The préfet dared not contradict the opinion of an ex-minister. He remembered at the same time that his official superior, the present Secretary of State for the Home Department, was a Protestant. He said: “As an official I respect all religions equally, Protestantism as well as Catholicism. As a man, I am a freethinker, and if I had any preference as to dogma, let me tell you, monsieur l’abbé, that it would be in favour of the Reformed Party.”
M. Guitrel replied in an unctuous voice: “There are, doubtless, among Protestants, many persons eminently estimable from the point of view of morals, and I dare say many exemplary persons, if they are judged from the world’s standpoint. But the so-called reformed Church is but a limb hacked from the Catholic Church, and the place of the wound still bleeds.”

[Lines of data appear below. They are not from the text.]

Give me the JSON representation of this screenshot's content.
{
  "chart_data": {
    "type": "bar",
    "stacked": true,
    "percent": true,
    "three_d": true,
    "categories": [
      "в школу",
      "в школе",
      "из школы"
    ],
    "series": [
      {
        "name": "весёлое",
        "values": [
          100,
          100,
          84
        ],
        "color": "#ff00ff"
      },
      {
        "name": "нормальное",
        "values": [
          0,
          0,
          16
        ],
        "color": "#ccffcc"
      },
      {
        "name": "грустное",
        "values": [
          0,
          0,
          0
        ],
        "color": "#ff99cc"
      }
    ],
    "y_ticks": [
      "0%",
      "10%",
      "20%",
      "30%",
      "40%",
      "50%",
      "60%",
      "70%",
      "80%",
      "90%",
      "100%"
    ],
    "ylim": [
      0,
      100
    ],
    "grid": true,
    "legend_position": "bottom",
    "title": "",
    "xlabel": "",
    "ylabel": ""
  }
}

Indifferent to this powerful phrase, borrowed from Bossuet, M. le préfet drew from his case a big cigar, lighted it, and holding out the case to the priest:
“Will you accept a cigar, monsieur l’abbé?”
Being densely ignorant of ecclesiastical discipline, and believing that tobacco-smoking was forbidden to the clergy, he offered a cigar to M. Guitrel in order to make him look awkward or to lead him astray. In his ignorance he believed that by this offer he was leading a wearer of the cassock into sin, making him fall into disobedience, perhaps into sacrilege, and almost into apostasy. But M. Guitrel placidly took the cigar, slipped it carefully into the pocket of his great-coat, and said urbanely that he would smoke it after supper in his room.
Thus M. le préfet Worms-Clavelin and Abbé Guitrel, professor of sacred rhetoric at the high seminary, conversed in the goldsmith’s office. Near them, Rondonneau junior, contractor to the Archbishop, who also worked for the prefecture, listened to the conversation discreetly, without taking part in it. He was preparing his mail, and his bald pate came and went among his account-books and the samples of commercial jewellery heaped up on the table.
With a brusque movement M. le préfet stood upright, pushed Abbé Guitrel to the other end of the room, into the recess of the window, and whispered in his ear:
“My dear Guitrel, you know that the bishopric of Tourcoing is vacant.”